Practical Use of Spring Batch and Spring Integration

Engineering | Dave Syer | February 15, 2010 | ...

There are some common concerns of users of Spring Batch and Spring Integration, and we get asked a lot about how they fit together. Spring Batch Admin 1.0.0.M2 was released recently, and it makes heavy use of Spring Integration, so it is a good vehicle for looking at some specific use cases, and that is what we plan to do in this article.

Spring Batch Integration

Part of the 1.0.0.M2 release was the Spring Batch Integration module, recently migrated from Spring Batch and given a new home with Batch Admin. Many of the Batch-Integration cross over use cases are either implemented or demonstrated in Spring Batch Integration. The reason for the new home is that Batch Admin uses a lot of the features of Batch Integration, and so aligning the release cycle of those projects makes more sense.

Spring Batch Admin

Spring Batch Admin is an open source project from SpringSource. It aims to provide developers with a Web UI and tools for building their own UI to interact with Spring Batch jobs (launching, stopping, investigating causes of failure etc.). The recent milestone release is fairly complete as far as planned functionality goes for 1.0, but if you have ideas or contributions to make, please visit the forum and the issue tracker and get involved in the community.

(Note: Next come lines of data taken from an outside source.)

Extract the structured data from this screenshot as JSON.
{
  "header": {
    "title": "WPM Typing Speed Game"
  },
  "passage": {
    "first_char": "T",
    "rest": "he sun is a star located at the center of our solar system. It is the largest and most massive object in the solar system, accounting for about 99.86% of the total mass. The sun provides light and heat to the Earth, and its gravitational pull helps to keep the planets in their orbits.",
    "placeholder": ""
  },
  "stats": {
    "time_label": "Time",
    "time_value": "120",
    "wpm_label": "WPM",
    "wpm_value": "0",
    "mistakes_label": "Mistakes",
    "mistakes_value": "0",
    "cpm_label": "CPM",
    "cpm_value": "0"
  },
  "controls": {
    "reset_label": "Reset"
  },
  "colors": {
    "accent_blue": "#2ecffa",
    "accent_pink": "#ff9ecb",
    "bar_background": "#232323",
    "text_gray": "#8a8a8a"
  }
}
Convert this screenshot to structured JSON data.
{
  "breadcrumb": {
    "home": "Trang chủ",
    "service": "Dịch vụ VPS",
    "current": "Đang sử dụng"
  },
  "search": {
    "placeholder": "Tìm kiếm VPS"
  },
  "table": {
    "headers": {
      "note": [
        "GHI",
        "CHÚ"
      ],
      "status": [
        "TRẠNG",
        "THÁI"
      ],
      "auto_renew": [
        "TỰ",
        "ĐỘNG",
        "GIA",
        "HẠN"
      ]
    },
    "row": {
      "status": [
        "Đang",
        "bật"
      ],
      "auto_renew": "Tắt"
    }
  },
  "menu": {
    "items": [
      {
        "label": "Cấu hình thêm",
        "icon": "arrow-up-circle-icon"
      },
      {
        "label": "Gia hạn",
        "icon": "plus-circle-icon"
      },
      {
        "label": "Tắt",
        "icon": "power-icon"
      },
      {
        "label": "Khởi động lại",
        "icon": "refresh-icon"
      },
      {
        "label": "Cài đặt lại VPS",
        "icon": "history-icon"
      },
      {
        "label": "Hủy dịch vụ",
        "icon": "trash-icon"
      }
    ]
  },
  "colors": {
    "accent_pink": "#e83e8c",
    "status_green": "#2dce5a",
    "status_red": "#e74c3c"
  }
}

The target runtime out of the box is a single instance of a servlet container (e.g. SpringSource tc Server), and in that container the system works with zero or no configuration. But we want to be able to support customisations and extensions of the basic use cases, including scaling the deployment up to a cluster of servers, and Spring Integration is proving to be the key to a lot of the extension points.

Combining Batch and Integration

The line between Spring Batch and Spring Integration is not always clear, but there are guidelines that one can follow. Principally, these are: think about granularity, and apply common patterns. Some of those common patterns are described in this article. More are implemented (and may be the subject of future articles) in Spring Batch Integration and Spring Batch Admin.

Adding messaging to a batch process enables automation of operations, and also separation and strategising of key concerns. For example a message might trigger a job to execute, and then the sending of the message can be exposed in a variety of ways. Or when a job completes or fails that might trigger a message to be sent, and the consumers of those messages might have operational concerns that have nothing to do with the application itself.

The other way round works too: messaging can also be embedded in a job, but that is out of the scope of this article. For example: reading or writing items for processing via channels.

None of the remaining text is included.